Vi benedice il padre: in Dio felici
dormite voi. Su la nascente aurora,
io desteròvvi dal fraterno strato.
Dormite or queti nel sonno profondo
dell’amena innocenza.
- Abèle
Andiam; che omai,
dalla stanchezza, io più non posso.
- Caino
Andiamo.
Ma tu pur, madre, pria dei benedirci.
- Èva
Ed abbracciarvi, amati figli, a un tempo. ( fl )
SCENA TERZA
Adamo, Èva.
- Adamo
Èva, dimmi; co’ figli mai parola
facevi tu del mio perduto bene?
- Èva
Mai non la fei: tu l’inibisti: io tacqui.
- Adamo
Ed io, mal cauto, e da mia doglia vinto,
io quasi or dianzi mi tradiva.
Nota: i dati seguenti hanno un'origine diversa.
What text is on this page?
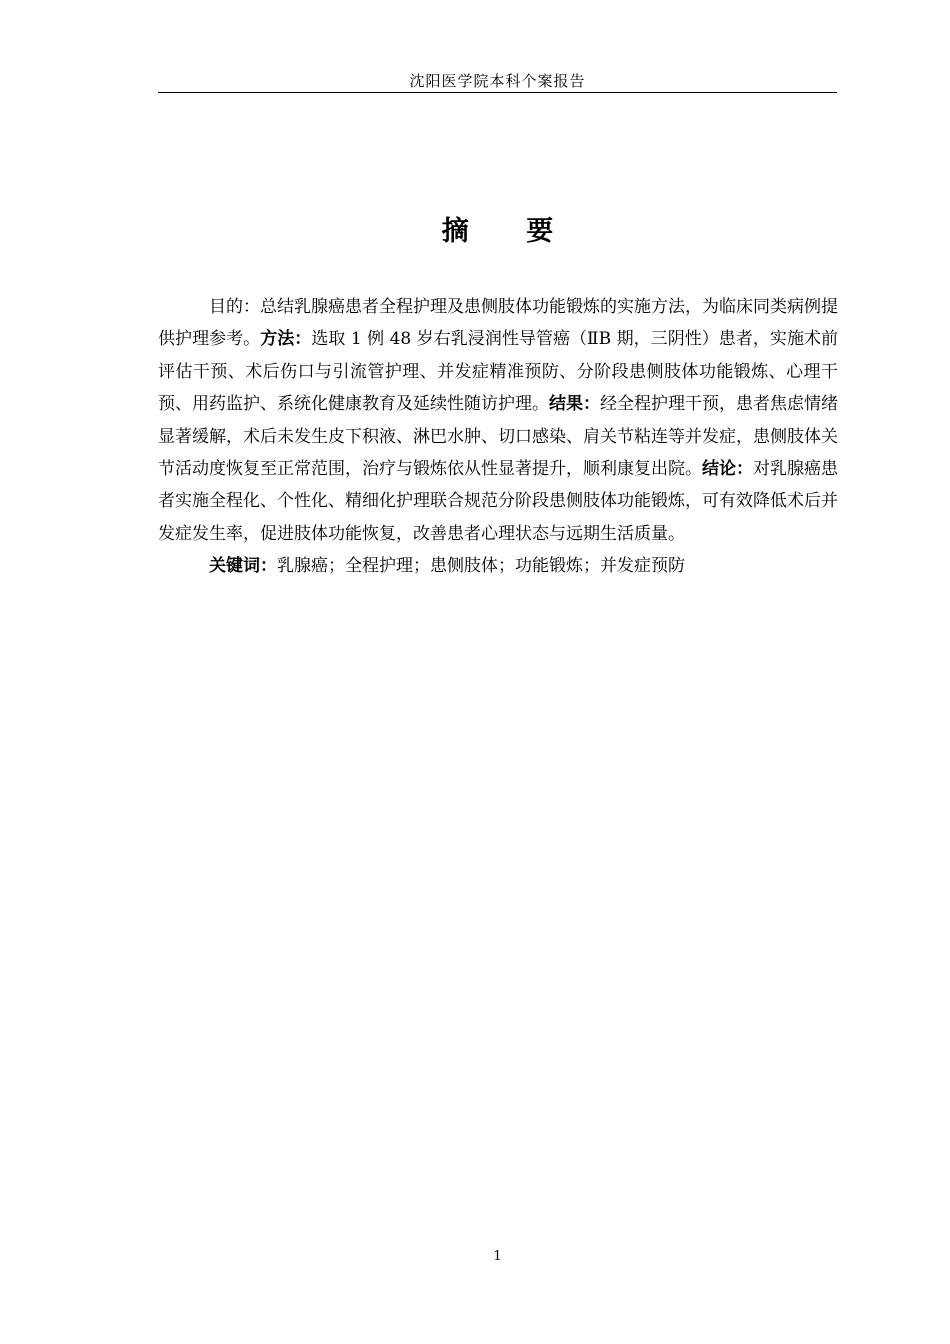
沈阳医学院本科个案报告
摘 要

目的：总结乳腺癌患者全程护理及患侧肢体功能锻炼的实施方法，为临床同类病例提供护理参考。方法：选取 1 例 48 岁右乳浸润性导管癌（ⅡB 期，三阴性）患者，实施术前评估干预、术后伤口与引流管护理、并发症精准预防、分阶段患侧肢体功能锻炼、心理干预、用药监护、系统化健康教育及延续性随访护理。结果：经全程护理干预，患者焦虑情绪显著缓解，术后未发生皮下积液、淋巴水肿、切口感染、肩关节粘连等并发症，患侧肢体关节活动度恢复至正常范围，治疗与锻炼依从性显著提升，顺利康复出院。结论：对乳腺癌患者实施全程化、个性化、精细化护理联合规范分阶段患侧肢体功能锻炼，可有效降低术后并发症发生率，促进肢体功能恢复，改善患者心理状态与远期生活质量。

关键词：乳腺癌；全程护理；患侧肢体；功能锻炼；并发症预防

1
Ah, noto
mai non sia lor tal fatto! io tema avrei,
ch’essi perciò ci amasser meno. Or, vieni;
posiam noi pure. — Onnipossente padre,
deh, su noi l’occhio tuo sempre mai vegli!
(a) Si ritirano i figli verso lo strato loro, opposto a quello che occuperanno
poi Èva ed Adamo dopo le ultime parole dell’atto.